The numbers at the track do not lie
Stats from digital platforms are interesting, but the real proof is at the tracks. People are showing up in record numbers. The 2025 F1 season saw 6.7 million people through the gates, with 19 events completely sold out and 11 new attendance records. Four race weekends had more than 400,000 fans, including 465,000 at the Australian Grand Prix and 500,000 at Silverstone for the British Grand Prix.
Half a million people at Silverstone — that is essentially a mid-sized city packed into a racetrack. And the demand is not just being met; the appetite is outpacing what venues can handle. Tickets vanish faster than circuits can add capacity.
Social media and the always-on fan
This era of motorsport fandom feels different, partly because race day is really just one part of a bigger conversation. For lots of fans, the hype surrounds the days before and after — on TikTok, Instagram, Reddit and YouTube.

In 2025, F1 was the fastest-growing global sports league on social media for the fifth straight year, racking up over 2.3 billion engagements — more than the NBA, NFL, Premier League or UEFA Champions League. Social following grew to 114.5 million, up from just 18.7 million in 2017.
A championship battle that delivered
All this energy means nothing if the races themselves are not exciting, and the 2025 F1 season delivered. Lando Norris landed McLaren’s first Drivers’ Championship in 26 years, and he did it in a three-way title fight that came down to the last race — the closest finish in a decade and a half. Stories like that do not just keep existing fans happy; they create new ones.
Abu Dhabi’s season finale showed exactly what happens when sport meets spectacle. The 2025 Abu Dhabi Grand Prix broke its attendance record with 203,000 fans, up from 192,000 in 2024.

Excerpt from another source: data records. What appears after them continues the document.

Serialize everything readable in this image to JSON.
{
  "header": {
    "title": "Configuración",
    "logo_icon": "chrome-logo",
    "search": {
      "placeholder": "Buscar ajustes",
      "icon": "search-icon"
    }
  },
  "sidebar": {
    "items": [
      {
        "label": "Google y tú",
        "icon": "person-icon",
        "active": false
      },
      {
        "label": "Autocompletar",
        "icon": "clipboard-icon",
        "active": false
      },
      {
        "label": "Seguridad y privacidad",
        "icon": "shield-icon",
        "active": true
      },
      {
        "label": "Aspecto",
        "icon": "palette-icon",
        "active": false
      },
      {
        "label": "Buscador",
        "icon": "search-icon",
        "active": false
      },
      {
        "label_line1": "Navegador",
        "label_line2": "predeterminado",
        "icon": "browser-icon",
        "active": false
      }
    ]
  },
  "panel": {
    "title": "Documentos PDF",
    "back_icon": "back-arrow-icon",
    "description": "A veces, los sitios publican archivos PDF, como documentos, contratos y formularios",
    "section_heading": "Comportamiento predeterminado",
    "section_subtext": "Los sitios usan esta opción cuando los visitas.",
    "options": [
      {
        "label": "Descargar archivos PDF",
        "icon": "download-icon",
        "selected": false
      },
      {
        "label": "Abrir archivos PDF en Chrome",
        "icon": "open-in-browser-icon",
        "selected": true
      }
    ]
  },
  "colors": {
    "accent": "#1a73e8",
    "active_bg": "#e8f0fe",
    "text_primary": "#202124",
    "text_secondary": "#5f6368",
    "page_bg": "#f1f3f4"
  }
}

The global footprint keeps expanding
What is especially striking is that this growth is not local — it is everywhere. China’s F1 fanbase jumped 39% after Shanghai returned to the calendar. The US saw a 10.5% bump last year, powered by races in Miami and Las Vegas.
Formula 1 and MotoGP now reach over 150 countries, generating 1.5 billion viewer engagements annually. In 2024, more than half of motorsport fans watched races on OTT platforms or YouTube, a 22% shift away from traditional television.
What keeps fans so engaged?
So why does motorsport have such a strong grip right now? First, emotions are sky high. In the 2025 Global F1 Fan Survey, 90% said they care about the results, and 61% interact with F1 daily. These are not background fans — they are all in.
Second, the drivers have never been more accessible. They are streaming online, appearing in films, and sharing on social media. Even the F1 movie smashed box office records, pulling in over $630 million — a milestone that would have seemed impossible ten years ago.